Внезапно Олега потянуло к работе, но не к фальсификации картины Шермана, которая, он знал, уйдет этак за сотню тысяч долларов в одну из частных коллекций Азии или Европы, а к совсем другой работе, о которой он, казалось, вовсе забыл. Увеличивая хаос в своей и без того неприбранной комнате, он вытащил из-за железного сейфа, служившего тумбочкой, увесистую папку, из которой выпадали листы. Подрагивающими пальцами развязал матерчатые, распустившиеся на концах тесемки и стал раскладывать листы на полу. Остановился, только когда не осталось пространства сделать и шаг. Вот оно, его прошлое: то, что он имел право подписать своим именем. Городской пейзаж: ночные дома, искривленные освещением, фонари, превращающиеся в звезды, и звезды, спускающиеся с неба, чтобы стать крупными, как фонари. Девушка с тонкими руками, в смелом повороте повязанной банданой головы, складки холщовой сумки, небрежно перекинутой через плечо, складываются в слово «Yes». Старик-бомж валяется в зеленой, как предсмертная рвота, луже, а мимо бегут по своим делам клерки с мобильными телефонами, домохозяйки с сумками, бандиты, обвешанные золотыми цепями, и никто не остановится, чтобы помочь… Все это он нарисовал в первый месяц пребывания в Раменках-2, отдыхая от подделок. Постепенно подделки заняли все время, а когда выдавалась свободная минута, Олег предпочитал заполнить ее валянием на кровати, алкоголем или игрой в подкидного дурака с братом Анисимом. Говорили только о том, что кончились кисти или краски, и о том, как бы не нарушить срок сдачи картины. Как будто все другие проблемы оказались разрешены…
Бруно Шерман на краю смерти не отказался от творчества. А что заставило расстаться с собственным творчеством его, Олега Земского? Грозила ли им с братом голодная смерть? Честно признаться, нет. Они были неплохо обеспечены, пользовались успехом у критиков, их картины, хотя и нечасто, покупали зарубежные галереи. Чего им захотелось? Постоянного заработка, столь редкого в рискованной жизни художника: сегодня ты пользуешься успехом, а завтра забыт; сегодня ты пишешь вещи общедоступные, а завтра такие, что публика оценит, возможно, лет через сорок. Почему бы не подкопить деньжат, чтобы не бояться превратностей судьбы? Олег и Анисим Земские успокаивали себя тем, что копирование картин великих мастеров, изучение секретов их мастерства — непременная часть ученичества истинного художника.
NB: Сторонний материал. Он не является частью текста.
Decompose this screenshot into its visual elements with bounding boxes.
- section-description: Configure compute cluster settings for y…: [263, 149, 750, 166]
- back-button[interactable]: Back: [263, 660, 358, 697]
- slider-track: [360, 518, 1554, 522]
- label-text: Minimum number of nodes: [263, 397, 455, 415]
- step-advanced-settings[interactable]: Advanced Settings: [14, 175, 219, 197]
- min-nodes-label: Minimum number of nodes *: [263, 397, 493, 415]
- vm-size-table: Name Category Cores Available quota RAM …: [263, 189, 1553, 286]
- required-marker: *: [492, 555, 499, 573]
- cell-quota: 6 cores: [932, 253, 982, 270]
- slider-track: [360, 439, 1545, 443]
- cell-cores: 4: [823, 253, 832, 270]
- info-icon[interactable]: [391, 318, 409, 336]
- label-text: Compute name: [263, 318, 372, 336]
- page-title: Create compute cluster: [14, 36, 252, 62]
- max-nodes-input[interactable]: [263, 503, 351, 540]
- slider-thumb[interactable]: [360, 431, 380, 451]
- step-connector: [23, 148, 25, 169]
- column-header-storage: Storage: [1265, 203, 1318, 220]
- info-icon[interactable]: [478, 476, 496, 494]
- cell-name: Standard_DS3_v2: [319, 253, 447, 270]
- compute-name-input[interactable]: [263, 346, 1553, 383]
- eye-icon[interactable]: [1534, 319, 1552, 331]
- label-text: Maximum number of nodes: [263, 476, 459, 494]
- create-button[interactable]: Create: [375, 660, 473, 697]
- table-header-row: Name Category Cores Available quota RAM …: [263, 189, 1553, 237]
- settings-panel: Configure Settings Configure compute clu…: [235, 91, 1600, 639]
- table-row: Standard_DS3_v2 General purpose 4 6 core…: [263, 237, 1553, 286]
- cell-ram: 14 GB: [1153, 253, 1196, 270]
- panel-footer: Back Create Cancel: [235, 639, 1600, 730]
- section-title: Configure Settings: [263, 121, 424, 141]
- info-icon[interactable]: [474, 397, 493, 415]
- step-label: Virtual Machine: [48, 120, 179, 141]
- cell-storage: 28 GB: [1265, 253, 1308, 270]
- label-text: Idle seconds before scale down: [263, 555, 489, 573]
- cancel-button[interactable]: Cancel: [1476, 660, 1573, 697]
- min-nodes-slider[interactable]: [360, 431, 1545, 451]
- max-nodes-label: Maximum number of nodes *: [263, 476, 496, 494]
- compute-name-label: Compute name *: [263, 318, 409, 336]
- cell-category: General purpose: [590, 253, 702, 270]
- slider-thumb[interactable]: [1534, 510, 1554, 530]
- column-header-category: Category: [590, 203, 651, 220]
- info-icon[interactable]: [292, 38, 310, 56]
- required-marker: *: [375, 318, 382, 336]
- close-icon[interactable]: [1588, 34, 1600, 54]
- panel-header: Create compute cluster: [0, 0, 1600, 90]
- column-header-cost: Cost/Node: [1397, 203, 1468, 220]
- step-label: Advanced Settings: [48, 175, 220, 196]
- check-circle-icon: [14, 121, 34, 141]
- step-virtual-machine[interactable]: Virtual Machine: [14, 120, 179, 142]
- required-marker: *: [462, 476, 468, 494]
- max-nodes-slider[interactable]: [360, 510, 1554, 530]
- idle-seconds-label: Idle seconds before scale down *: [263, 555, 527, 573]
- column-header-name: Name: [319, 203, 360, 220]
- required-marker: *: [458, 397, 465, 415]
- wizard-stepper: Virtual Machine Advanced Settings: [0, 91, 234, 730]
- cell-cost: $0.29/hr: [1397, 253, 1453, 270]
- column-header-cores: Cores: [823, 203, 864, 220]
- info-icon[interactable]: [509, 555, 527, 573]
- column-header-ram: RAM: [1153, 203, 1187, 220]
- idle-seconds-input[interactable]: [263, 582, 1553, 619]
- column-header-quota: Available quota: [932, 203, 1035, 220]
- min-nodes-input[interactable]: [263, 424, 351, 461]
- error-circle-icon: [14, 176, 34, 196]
Они тогда не предвидели: «ученичество» изменит их настолько, что называть себя истинными художниками станет совестно.
На работу Денис явился рано. И тут же его огорошили:
— У нас еще одна смерть.
— А что такое?
— И Толик Рузавин пропал…
— Нет, а кто умер-то?
— Будников покончил с собой.
— Как?
— Принял большую дозу снотворных таблеток.
— Значит, все-таки был виновен? Едем на происшествие. Где он жил?
— Мархлевского, пять. Рядом с «Тургеневской».
— Ого, в престижных районах живут бедные искусствоведы!
— Больше не живут, — Агеев проявил исторический пессимизм. — Зуб даю, это был последний.